Adding a new number to the embedding turns the embedding from a two dimensional (2D) value to a three dimensional (3D) value.
As you can see more and more numbers can be added to an embedding to capture more and more information. And every time we add a new number to the embedding we increase the number of dimensions.
The Coordinate System in a Map of Words
Now that we understand the coordinate system for addresses in a GPS Map and how to create an embedding for a given address, let’s shift our discussion to doing the same for a map of words.
We discussed in Part 3 – Creating a map of words that ChatGPT and Part 4 – The concept of distance that we can create a map of words where the distances between each word is a measure of how often they appear in the same sentence in the 250 billion sentences on the internet and digitized books.
Following the process defined in Part 4 – The concept of distance, once we have finished going through the 250 billion sentences (from the internet and digitized books) we will have figured out the distances between all the words.
English has about 40,000 commonly used words for reference. So our map will have about 40,000 words.
Once we have laid out all the words and the distances between them, we can now create a coordinate system.
There are many ways to create a coordinate system but we can keep it simple and use a distance from the left of the page and from the top of the page. Let’s call the first number “x” and the second number “y”.
Embedding in a map of words
Now that we’ve created a coordinate system of x (distance from left of page) and y (distance from top of page), we can define the embedding of each word as a combination of these two numbers.

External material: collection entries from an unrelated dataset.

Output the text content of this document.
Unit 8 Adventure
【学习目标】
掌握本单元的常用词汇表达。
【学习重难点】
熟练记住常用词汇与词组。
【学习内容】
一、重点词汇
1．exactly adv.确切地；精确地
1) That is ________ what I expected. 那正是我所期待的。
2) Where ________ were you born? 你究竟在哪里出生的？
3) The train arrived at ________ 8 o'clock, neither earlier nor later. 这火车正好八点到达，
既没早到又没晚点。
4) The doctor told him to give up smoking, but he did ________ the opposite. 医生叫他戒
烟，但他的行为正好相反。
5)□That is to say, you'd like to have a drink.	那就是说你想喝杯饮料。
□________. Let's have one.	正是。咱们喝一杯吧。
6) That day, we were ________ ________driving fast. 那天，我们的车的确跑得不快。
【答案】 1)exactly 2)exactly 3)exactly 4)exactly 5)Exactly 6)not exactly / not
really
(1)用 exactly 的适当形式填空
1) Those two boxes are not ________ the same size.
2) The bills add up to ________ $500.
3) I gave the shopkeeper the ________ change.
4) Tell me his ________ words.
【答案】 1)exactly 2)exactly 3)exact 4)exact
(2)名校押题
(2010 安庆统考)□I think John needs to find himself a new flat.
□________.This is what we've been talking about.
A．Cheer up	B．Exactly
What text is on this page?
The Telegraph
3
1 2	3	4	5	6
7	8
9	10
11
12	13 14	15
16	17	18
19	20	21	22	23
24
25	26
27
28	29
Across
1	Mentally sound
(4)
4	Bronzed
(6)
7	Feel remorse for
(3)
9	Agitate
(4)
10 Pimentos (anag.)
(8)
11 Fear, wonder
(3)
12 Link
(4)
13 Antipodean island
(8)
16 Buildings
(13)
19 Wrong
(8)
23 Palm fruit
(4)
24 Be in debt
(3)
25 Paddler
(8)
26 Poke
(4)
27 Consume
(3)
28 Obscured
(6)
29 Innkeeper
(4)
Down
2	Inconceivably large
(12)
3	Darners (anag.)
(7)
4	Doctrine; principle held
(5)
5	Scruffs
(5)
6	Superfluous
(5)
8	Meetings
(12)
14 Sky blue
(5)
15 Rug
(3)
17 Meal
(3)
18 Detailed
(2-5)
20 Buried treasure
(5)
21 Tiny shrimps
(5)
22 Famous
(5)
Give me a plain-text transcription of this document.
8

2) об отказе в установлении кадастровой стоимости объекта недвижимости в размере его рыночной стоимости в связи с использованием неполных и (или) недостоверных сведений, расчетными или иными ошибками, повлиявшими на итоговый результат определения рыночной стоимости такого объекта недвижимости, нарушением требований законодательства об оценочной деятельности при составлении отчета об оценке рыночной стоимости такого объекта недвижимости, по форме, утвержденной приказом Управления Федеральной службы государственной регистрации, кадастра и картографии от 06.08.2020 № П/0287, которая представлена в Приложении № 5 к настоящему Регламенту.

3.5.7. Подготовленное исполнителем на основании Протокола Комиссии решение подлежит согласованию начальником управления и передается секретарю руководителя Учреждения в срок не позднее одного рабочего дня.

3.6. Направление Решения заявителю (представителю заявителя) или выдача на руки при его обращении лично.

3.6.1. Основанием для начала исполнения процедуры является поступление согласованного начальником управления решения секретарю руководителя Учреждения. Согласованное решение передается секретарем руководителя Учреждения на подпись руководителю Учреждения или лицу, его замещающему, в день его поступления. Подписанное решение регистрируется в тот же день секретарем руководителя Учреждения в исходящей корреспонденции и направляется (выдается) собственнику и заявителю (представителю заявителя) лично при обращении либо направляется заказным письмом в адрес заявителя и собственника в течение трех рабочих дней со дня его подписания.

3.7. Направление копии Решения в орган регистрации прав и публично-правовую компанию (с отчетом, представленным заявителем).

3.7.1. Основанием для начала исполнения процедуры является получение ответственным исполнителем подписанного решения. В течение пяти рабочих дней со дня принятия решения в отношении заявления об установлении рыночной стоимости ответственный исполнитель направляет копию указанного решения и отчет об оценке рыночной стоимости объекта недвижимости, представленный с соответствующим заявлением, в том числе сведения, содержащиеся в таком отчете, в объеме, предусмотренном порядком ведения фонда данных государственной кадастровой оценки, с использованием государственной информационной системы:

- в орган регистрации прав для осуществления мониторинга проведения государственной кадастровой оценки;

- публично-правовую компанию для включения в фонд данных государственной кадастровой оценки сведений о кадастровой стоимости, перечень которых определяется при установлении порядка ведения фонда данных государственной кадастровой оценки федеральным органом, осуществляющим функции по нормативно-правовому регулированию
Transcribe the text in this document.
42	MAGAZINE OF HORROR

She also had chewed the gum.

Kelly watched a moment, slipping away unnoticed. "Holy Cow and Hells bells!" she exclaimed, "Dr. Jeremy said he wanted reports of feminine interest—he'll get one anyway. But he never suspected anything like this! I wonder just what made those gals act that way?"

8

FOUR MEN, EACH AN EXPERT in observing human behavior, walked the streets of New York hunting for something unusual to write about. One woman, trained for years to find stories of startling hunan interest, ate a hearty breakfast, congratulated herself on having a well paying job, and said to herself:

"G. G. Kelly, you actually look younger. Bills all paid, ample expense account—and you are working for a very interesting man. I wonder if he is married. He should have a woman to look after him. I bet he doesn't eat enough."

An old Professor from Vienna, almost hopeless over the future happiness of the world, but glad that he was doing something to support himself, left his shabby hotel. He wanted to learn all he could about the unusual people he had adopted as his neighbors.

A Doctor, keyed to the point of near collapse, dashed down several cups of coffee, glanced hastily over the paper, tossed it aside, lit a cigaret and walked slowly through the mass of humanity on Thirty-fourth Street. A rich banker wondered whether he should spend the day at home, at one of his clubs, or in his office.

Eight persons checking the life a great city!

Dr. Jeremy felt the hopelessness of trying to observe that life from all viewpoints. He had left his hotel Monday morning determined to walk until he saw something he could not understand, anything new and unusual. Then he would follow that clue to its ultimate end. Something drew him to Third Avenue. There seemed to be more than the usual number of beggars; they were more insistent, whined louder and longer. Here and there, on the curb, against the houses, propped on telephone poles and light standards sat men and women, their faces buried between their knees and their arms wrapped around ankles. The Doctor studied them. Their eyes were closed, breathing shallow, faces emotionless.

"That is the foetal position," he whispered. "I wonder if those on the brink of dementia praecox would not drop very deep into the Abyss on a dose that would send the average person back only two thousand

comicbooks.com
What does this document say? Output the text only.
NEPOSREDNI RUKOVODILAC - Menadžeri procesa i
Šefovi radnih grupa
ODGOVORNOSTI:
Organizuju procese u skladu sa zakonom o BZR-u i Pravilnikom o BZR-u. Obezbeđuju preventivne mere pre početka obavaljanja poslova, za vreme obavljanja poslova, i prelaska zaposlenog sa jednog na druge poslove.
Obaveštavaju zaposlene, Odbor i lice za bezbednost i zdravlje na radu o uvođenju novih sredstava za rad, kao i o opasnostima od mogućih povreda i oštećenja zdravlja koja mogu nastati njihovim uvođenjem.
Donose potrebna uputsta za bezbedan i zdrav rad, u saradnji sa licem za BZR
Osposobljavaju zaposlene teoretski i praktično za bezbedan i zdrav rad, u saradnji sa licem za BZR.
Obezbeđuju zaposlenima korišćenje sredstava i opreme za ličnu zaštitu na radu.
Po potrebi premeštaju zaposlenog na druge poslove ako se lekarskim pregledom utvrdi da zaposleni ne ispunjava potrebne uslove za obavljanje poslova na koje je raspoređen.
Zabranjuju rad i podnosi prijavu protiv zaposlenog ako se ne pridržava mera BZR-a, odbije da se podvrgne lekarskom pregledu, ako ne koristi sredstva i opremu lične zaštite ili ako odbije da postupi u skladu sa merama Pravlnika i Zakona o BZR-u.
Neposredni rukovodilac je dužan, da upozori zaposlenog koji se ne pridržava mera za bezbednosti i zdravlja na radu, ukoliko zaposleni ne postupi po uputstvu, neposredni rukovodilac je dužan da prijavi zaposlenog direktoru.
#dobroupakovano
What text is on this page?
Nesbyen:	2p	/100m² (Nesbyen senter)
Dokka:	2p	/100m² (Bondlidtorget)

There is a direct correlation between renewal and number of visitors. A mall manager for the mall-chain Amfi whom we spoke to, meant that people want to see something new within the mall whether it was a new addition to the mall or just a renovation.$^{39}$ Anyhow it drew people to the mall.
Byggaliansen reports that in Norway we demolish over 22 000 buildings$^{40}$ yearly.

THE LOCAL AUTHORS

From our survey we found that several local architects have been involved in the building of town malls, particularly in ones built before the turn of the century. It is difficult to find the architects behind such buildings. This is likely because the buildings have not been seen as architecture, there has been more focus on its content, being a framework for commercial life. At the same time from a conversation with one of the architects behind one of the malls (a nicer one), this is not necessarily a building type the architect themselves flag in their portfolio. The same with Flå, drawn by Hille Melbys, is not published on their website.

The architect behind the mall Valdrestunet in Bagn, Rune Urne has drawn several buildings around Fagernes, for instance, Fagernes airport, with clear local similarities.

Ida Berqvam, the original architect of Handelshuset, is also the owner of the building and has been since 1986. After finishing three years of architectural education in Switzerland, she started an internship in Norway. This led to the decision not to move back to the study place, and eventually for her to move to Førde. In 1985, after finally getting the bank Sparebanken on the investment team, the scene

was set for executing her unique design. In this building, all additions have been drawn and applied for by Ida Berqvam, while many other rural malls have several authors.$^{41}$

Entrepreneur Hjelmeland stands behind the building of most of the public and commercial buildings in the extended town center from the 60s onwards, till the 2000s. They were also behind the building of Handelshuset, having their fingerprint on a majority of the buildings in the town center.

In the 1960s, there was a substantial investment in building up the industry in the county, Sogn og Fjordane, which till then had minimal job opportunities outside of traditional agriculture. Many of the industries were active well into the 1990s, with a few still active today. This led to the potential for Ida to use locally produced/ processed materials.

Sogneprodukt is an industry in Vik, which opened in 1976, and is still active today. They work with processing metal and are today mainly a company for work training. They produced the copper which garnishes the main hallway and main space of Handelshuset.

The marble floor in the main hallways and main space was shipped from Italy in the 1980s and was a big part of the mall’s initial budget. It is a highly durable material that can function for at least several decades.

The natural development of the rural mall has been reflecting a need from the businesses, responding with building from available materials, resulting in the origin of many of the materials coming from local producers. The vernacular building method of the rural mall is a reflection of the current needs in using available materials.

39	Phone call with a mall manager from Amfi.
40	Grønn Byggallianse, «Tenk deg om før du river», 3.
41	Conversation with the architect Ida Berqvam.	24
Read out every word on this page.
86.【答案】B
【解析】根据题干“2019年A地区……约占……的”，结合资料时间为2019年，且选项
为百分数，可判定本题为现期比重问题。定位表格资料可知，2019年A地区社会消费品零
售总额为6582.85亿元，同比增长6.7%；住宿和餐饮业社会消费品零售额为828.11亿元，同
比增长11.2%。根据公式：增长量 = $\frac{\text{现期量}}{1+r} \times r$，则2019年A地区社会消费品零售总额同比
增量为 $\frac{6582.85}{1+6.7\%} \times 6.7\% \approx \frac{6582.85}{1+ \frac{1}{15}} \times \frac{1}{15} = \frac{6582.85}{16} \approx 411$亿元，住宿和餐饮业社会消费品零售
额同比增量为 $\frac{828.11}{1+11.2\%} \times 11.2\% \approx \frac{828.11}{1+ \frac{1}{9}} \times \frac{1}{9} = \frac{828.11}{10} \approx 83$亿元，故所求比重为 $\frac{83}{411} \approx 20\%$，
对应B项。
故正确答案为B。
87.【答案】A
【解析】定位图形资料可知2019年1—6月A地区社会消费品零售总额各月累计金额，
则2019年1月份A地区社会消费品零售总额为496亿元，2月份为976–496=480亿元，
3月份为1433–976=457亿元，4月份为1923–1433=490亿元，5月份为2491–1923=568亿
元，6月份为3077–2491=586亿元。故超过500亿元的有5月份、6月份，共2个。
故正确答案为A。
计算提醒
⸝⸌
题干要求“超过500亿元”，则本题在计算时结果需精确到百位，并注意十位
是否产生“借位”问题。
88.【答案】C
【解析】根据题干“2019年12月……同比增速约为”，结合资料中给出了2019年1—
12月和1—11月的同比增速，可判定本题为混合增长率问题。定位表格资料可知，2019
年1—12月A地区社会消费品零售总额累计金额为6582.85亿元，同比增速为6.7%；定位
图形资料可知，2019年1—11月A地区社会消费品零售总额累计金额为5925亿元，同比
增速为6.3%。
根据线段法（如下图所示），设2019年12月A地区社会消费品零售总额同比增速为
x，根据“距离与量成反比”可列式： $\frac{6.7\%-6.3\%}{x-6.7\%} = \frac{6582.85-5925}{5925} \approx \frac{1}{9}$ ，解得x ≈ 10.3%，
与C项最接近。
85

For example, “orange” would be (x=10, y=5) and so on.
Notice that just having the x and y values of two addresses allows us to figure out the distances between one word and another.
What Are The Units?
A common question is “What are the units in this coordinate system?”
The units do not matter!
We covered in the section above, The Actual Coordinates Don’t Matter, that the actual units do not matter. All that matters is that you can calculate the distance and direction from one word to another.
How Do We Calculate Embedding For a Sentence?
The above discussion has been focused on words. The same process can be followed for a whole sentence.
An embedding for a whole sentence is a combination of two things:
- Embeddings for each word in the sentence
- Embedding that captures the sequence of each word in the sentence
By combining these two we can get an embedding that captures a sentence.
The first one is pretty clear from our discussion above. We will cover the second one in a future part of this series.
Adding more distance metrics
We saw in the example with the map of addresses that adding altitude to latitude and longitude turned our embedding from 2D to 3D.
Similarly in the map of words we can add additional distance metrics such as the antonym distance (how often are the two words used as opposites). Each of these metrics will increase the dimensions of the embedding.
In ChatGPT, the embeddings typically contain between 1,536 to 3,072 dimensions. That’s a LOT of dimensions!
Summary
An embedding is a way to represent real things in a coordinate system that captures their underlying relationships and patterns.
In a map of addresses, the embedding may be a set of latitude, longitude and altitude values.
In a map of words, the embedding is a set of values that denote various relationships between two words such as how often they appear in the same sentences.
ChatGPT and LLMs use embeddings to find distances between words and choose words to complete the sentence.